The international community would incur losses by going after the small tourism industry. First, seeing the place can have a genuine effect on visitors. The DPRK forces you to confront the nature of propaganda, freedom and control. It can often inspire people to stay involved in North Korea issues, hoping for and sometimes working on solutions to the myriad problems facing the country. Seeing the horrible conditions inside the country, even under controlled conditions, has a far greater impact than just reading about the country.
Second, tourists can have a significant effect on North Koreans, even if it is fleeting. When an American gives a soccer ball as a gift to a family of picnicking Koreans after a little kick-about (and his guide lets them know the tourist is American), it becomes a real life experience for that person. Of course, it runs up against a lifetime of propaganda, but it still ensures that the only unmediated experience with Americans those people may ever have has been positive.
More importantly, tourism has had a real impact on the class of people we need to connect with the most in the long term: middle and upper middle-class residents of Pyongyang. There has been a profound change in social attitudes among the community of citizens that are authorized to deal with foreigners in Pyongyang. In the past decade, there has been increased curiosity, cosmopolitanism, and open-mindedness among members of this group. In addition, these people have friends and friends of friends who also experience the outside world more, mostly through commercial ties with China. These people may not be able to change the country overnight, but they are its most important constituency for change, and in the long run, will become even more important.
Finally, tourism has been an extremely useful source of information for the community of Korea watchers. Tourists often identify and provide valuable insights into social and economic changes in a way that wasn’t possible before. Cutting off this source of information would be a loss for Korea analysts.

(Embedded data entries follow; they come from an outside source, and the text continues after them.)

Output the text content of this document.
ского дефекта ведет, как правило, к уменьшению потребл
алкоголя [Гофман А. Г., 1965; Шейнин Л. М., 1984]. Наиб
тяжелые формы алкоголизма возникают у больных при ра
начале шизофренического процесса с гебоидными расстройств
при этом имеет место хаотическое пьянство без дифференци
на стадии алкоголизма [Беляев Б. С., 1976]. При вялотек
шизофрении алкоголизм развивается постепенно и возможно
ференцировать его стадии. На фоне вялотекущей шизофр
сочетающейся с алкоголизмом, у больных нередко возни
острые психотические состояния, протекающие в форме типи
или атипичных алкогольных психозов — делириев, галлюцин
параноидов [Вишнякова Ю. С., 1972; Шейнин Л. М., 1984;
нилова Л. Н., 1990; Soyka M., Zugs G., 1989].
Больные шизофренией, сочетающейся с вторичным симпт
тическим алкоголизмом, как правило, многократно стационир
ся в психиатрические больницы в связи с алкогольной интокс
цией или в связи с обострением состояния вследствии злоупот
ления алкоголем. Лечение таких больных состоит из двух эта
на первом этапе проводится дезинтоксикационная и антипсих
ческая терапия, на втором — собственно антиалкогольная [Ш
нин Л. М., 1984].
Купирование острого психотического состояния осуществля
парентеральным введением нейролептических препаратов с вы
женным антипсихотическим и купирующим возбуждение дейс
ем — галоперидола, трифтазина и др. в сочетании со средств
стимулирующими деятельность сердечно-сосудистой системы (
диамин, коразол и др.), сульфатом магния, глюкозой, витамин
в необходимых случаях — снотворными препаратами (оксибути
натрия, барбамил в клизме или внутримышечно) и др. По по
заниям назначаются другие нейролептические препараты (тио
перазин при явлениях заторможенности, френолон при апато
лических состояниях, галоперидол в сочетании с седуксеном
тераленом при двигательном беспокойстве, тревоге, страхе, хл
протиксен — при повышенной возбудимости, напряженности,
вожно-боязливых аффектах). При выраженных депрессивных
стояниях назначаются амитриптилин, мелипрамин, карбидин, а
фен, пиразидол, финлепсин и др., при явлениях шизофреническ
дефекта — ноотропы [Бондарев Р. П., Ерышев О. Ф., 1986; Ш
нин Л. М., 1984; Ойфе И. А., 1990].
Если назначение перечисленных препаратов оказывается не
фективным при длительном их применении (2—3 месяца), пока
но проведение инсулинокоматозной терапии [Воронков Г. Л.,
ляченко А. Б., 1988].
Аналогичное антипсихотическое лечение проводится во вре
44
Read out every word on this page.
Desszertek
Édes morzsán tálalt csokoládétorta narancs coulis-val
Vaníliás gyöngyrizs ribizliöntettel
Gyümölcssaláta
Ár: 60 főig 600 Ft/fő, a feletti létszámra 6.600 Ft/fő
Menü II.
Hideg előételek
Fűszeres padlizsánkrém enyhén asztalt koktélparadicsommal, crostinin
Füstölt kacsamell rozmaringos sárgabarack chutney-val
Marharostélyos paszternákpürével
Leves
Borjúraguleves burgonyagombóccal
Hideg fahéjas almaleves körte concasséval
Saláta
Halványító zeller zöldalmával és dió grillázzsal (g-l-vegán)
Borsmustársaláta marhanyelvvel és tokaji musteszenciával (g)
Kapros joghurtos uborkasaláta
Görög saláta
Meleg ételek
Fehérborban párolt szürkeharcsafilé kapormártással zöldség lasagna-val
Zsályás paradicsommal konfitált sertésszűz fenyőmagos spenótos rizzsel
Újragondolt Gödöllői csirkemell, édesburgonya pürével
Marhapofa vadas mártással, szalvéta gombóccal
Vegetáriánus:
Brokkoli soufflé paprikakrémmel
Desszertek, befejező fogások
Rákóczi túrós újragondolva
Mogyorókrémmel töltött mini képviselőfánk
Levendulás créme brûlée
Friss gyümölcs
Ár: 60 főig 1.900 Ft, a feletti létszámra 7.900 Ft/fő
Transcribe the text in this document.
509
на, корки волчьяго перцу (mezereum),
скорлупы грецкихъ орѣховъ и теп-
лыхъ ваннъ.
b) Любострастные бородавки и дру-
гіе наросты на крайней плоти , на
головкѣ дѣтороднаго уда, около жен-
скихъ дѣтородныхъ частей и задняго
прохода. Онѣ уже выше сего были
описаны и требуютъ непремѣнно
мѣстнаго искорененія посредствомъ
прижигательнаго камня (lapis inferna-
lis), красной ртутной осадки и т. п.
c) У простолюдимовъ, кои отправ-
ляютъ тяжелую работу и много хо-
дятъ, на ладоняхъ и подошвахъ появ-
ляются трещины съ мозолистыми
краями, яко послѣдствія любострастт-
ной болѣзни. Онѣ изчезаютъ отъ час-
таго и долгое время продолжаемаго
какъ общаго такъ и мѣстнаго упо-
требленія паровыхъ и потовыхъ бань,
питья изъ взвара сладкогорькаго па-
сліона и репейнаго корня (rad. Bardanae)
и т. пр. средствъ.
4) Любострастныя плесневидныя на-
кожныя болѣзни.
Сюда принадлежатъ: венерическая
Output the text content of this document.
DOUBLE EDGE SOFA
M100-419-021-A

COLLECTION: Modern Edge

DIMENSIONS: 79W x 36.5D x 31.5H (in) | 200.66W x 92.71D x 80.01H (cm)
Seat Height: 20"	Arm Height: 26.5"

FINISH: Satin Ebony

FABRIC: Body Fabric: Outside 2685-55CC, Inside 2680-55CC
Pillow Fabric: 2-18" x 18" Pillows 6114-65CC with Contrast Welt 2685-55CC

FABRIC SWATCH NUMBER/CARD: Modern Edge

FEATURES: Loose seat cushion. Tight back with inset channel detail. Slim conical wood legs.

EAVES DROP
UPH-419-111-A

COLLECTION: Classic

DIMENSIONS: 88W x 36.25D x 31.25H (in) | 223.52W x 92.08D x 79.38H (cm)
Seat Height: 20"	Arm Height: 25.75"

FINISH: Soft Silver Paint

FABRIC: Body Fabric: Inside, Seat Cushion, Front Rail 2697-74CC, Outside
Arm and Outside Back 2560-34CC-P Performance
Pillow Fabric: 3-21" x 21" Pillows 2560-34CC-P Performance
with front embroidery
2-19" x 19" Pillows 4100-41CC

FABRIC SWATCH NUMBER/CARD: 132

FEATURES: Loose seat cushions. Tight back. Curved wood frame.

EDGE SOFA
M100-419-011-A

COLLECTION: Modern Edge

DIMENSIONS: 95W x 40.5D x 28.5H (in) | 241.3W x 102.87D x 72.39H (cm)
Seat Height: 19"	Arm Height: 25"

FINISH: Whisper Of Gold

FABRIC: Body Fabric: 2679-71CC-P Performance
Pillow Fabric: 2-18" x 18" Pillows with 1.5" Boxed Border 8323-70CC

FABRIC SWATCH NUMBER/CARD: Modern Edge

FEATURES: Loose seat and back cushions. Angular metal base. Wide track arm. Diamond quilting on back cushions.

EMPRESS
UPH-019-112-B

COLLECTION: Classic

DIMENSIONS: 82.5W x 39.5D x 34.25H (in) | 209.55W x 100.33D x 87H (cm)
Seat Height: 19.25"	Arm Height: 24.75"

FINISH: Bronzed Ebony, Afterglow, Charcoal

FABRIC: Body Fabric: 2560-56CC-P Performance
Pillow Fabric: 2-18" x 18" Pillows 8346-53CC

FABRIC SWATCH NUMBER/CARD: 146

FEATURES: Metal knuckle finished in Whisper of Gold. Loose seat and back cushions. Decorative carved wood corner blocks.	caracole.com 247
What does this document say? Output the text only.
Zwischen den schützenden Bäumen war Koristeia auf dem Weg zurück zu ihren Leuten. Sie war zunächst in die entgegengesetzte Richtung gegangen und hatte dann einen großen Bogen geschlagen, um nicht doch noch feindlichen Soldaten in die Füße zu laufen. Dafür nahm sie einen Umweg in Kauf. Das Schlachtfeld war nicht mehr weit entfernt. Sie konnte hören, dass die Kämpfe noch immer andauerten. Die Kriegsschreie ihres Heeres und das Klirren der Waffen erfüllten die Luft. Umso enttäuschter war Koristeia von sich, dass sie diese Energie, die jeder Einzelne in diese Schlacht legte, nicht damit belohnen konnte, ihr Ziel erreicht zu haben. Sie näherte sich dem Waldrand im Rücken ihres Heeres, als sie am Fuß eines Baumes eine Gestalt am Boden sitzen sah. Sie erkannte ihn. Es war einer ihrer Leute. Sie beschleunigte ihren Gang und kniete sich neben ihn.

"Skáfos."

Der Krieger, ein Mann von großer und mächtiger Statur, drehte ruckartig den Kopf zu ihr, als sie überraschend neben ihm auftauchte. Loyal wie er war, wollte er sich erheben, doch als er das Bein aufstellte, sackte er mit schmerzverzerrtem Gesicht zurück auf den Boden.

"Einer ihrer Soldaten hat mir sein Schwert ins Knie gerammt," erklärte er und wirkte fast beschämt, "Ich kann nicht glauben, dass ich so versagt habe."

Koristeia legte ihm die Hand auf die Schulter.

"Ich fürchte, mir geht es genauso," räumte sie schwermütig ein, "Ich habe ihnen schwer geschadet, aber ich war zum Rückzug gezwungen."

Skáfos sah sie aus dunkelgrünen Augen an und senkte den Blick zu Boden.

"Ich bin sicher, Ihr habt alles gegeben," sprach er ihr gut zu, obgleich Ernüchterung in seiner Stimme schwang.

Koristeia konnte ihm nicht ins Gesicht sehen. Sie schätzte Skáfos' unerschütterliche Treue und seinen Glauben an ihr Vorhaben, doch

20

Tourism hasn’t been the engine for change that some hoped it might be, perhaps unrealistically, when North Korean officials began talking it up in the mid-1990s. But it is not without its benefits. Thus, any decision to try to curtail US or other tourism to North Korea should not be taken lightly. It would be a satisfying and justifiable moral rebuke and may somewhat reduce leverage that Pyongyang occasionally exploits in its relationship with the United States. It could also prevent the next Otto Warmbier from making a minor mistake that ends up being costly beyond words. However, it would also make people in an isolated place a little less connected to the outside world and harder to understand. Like so much when it comes to North Korea, every option has downsides.